Toxicology Supervisor Scott Larson will become the next director of the Montana State Crime Lab after longtime leader Phil Kinsey leaves later this month.

Attorney General Tim Fox announced the appointment Tuesday afternoon in a news release and on Twitter. Sheriffs, coroners, county attorneys and other members of the criminal justice community who rely on the lab for forensic analyses were notified in a letter last Wednesday. Larson will take over Saturday, Aug. 12, the day after Kinsey leaves.

“This transition period will allow us time to make sure lab services will continue uninterrupted and in the same spirit of improvements and efficiencies,” Fox wrote in the letter.

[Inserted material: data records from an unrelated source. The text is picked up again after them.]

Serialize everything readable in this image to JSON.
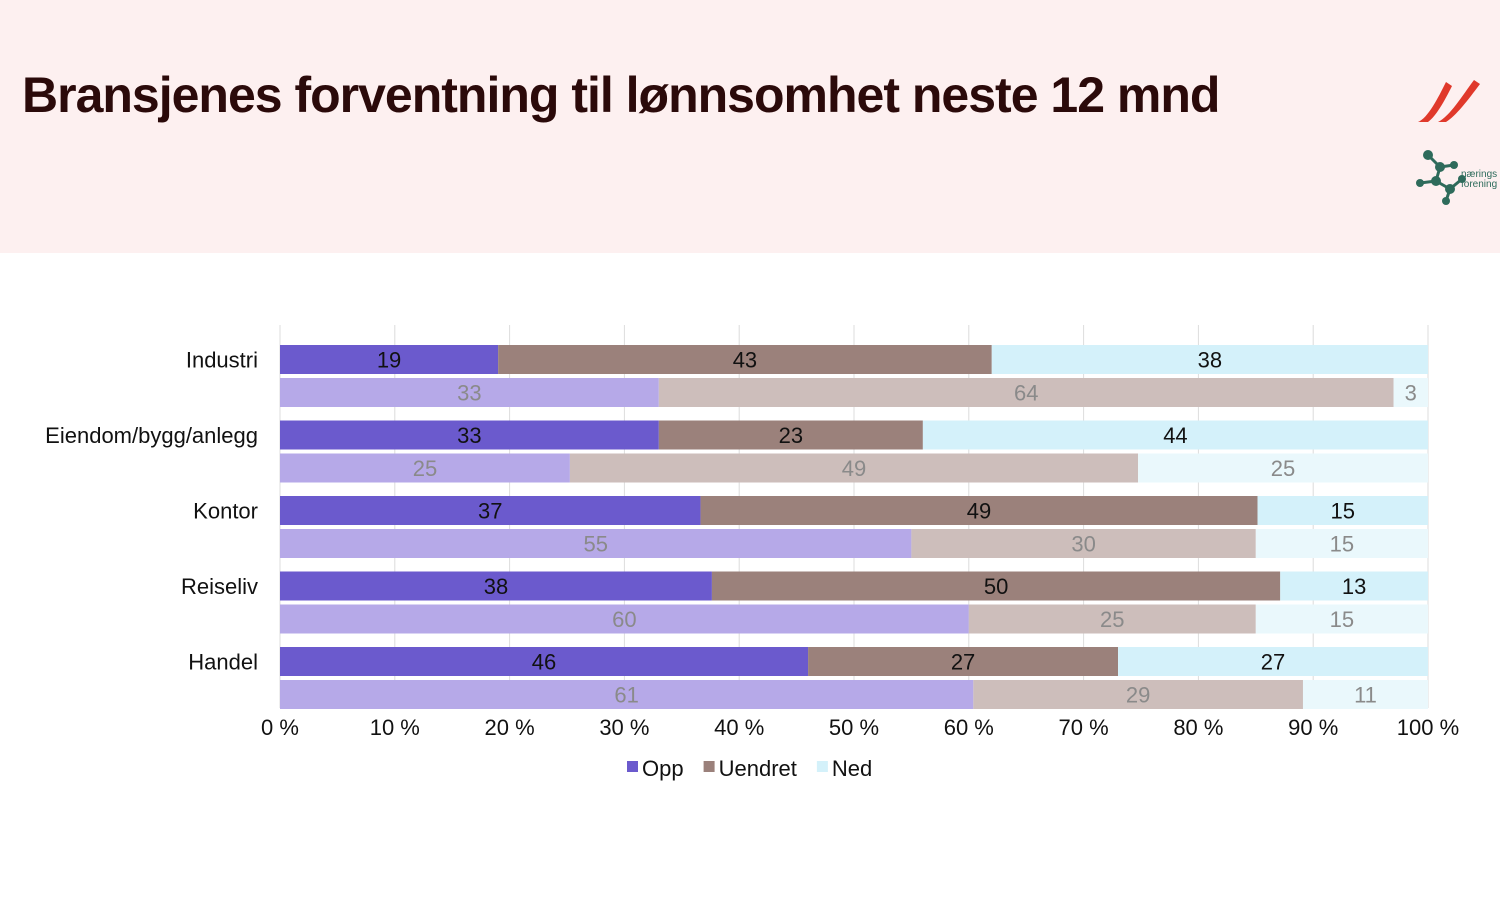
{
  "header": {
    "title": "Bransjenes forventning til lønnsomhet neste 12 mnd",
    "logo_text_line1": "nærings",
    "logo_text_line2": "forening"
  },
  "colors": {
    "opp": "#6b5acd",
    "uendret": "#9b817b",
    "ned": "#d4f1fa",
    "opp_light": "#b6a9e8",
    "uendret_light": "#cdbebb",
    "ned_light": "#eaf8fc",
    "logo_red": "#e0392b",
    "logo_green": "#2e6b5b"
  },
  "chart_data": {
    "type": "bar",
    "orientation": "horizontal",
    "stacked": true,
    "normalized": true,
    "title": "",
    "xlabel": "",
    "ylabel": "",
    "xlim": [
      0,
      100
    ],
    "x_ticks": [
      "0 %",
      "10 %",
      "20 %",
      "30 %",
      "40 %",
      "50 %",
      "60 %",
      "70 %",
      "80 %",
      "90 %",
      "100 %"
    ],
    "grid": true,
    "legend_position": "bottom",
    "categories": [
      "Industri",
      "Eiendom/bygg/anlegg",
      "Kontor",
      "Reiseliv",
      "Handel"
    ],
    "series": [
      {
        "name": "Opp",
        "values": [
          19,
          33,
          37,
          38,
          46
        ],
        "previous": [
          33,
          25,
          55,
          60,
          61
        ]
      },
      {
        "name": "Uendret",
        "values": [
          43,
          23,
          49,
          50,
          27
        ],
        "previous": [
          64,
          49,
          30,
          25,
          29
        ]
      },
      {
        "name": "Ned",
        "values": [
          38,
          44,
          15,
          13,
          27
        ],
        "previous": [
          3,
          25,
          15,
          15,
          11
        ]
      }
    ]
  }
}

Larson, a board-certified toxicologist, earned his bachelor’s of science degree from the University of Montana in 1999 and went on to earn a master’s in pharmacology in 2005. He started at the Missoula-based state crime lab as a graduate student intern and was hired to lead the toxicology section about four years ago. He previously had worked as a toxicologist in the Armed Forces Medical Examiner System in Maryland and as the deputy chief Toxicologist for Washington, D.C.

“Scott (Larson)’s supervisory role in the Lab has played a big part in the improvement of its toxicology testing turn-around times,” Fox said in a written statement. 

Larson said Tuesday that he hopes to build upon the improvements secured by Kinsey at the crime lab that provides forensic analysis and autopsy services to law enforcement statewide.

Over the past several years, the lab has struggled with turnover, months-long testing times, tensions with county coroners about fees and quality of service, and an employee who stole narcotics from the evidence room. The lab has seen successes, too: securing tough-to-get international accreditation, cross- training its staff to avoid backlogs, helping to coordinate testing for a statewide backlog of untested rape kits, and restructuring the medical examiners office to clarify chain of command as well as to improve service to rural, eastern Montana communities. Recently, the lab became the 26th in the country to earn accreditation for its breath alcohol testing.

“Something Phil Kinsey really instilled in me is creating efficiency in the testing processes and monitoring the metrics of our performance to be as efficient as we can with the resources we have,” Larson said.

He will be paid an annual base salary of $99,486.40. Kinsey was paid the same base rate, but collected $102,960 in his final year with the lab because of longevity pay, said Fox Spokesman Eric Sell.